I am troubled by this statement specifically for a couple of reasons. First because I have seen this type of attitude (even had the words “if you used our methods at home we would be farther ahead” to which I responded ” If you used the techniques we have found to work at home over the last three years, we would not be losing so much ground.”)
The attitude that I have seen from some EA’s and some other medical professionals, is that as parents we do not have the knowledge or education to make decisions on our child’s care and or treatment and that without a medical degree or specialized training we have absolutely no clue what our child needs to succeed.
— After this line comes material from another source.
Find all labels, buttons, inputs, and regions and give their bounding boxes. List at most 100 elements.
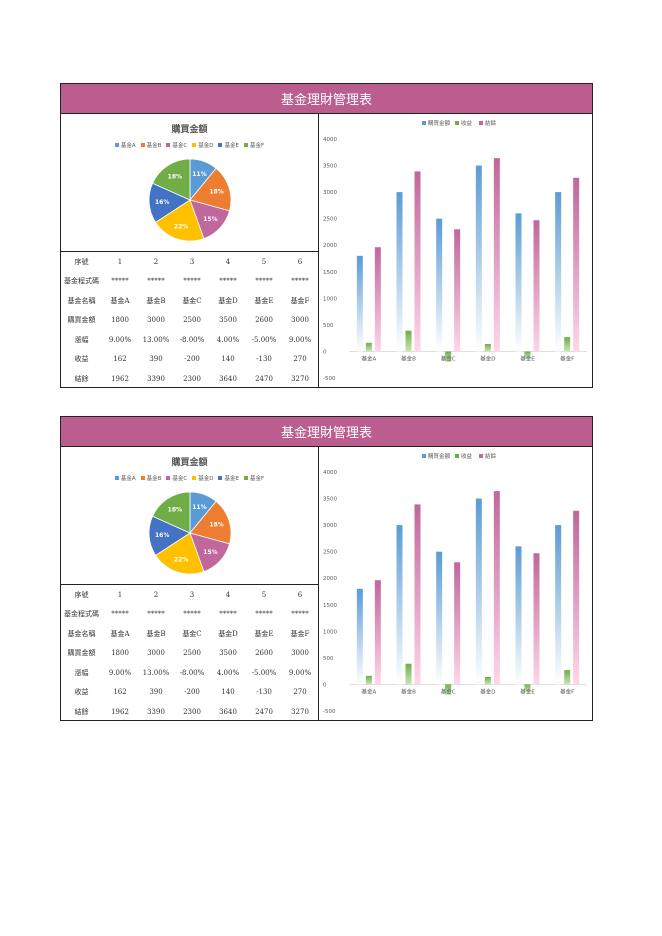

This is a complete fallacy that must be ended before we can start to make serious progress in how autistic children are treated.
Parent’s of autistic children are there when their child first starts to show signs of autistic tendencies, they are there through the formative years as they try to find methods of treating their specific child that actually works. I think perhaps the most disturbing thing I have seen when looking through medical material, and treatment guides as well as dealing with some of those who work with treating autism, is the belief that what works in one will work in all, and that there is one root cause and one treatment of autism.
Autism is a spectrum disease and while many people tend to look at it as a sliding scale, over the years I have evolved my thoughts on that to look at it from the perspective that autism is like a sphere with many different factors.
- Developmental Delays
- Related illnesses ( Epilepsy, ODD, ADD, ADHD etc.) all of which may or may not exist in different autistics.
- Cognitive Function
If you take each one of those points (including a separate point for each related illness) and place them in a spherical scale, you would find that no two autistics are completely the same. By the same token, no two autistics will be treatable by the exact same method. Each time an EA is faced with a new autistic child they will need to entirely rethink how they treat that child so that the child has the best chances of success. In that rethinking process the most valuable resource in understanding what works and what does not is the parents of that specific autistic child.
So while giving the parent’s access to this course is laudable, there is still some work that needs to be done, so that EAs and parents can work together effectively in the best interests of the child.
There is one additional point that needs to be looked at when discussing this course, and that is the cost as well as the timing and location. This is a twelve week long course held in Fredericton at a cost of 4600 dollars. Any of these points would make this course difficult for many parents of autistic children, both the location and length which would mean parents would need to be away from their children for 12 weeks as these children are located all over the province not just in Fredericton. The cost alone would make the course unreachable for many parents as often families with autistic children have only one parent working, and spend the majority of their excess funds (if such a thing truly exists) on repairing or replacing items damaged during various episodes by the children as well as seeking additional treatments and techniques to give their child the best chances for success.
The intent of allowing access to parents is laudable, but the approach of the course overall as well as the delivery of the course needs to change to make it feasible to most parents of autistic children.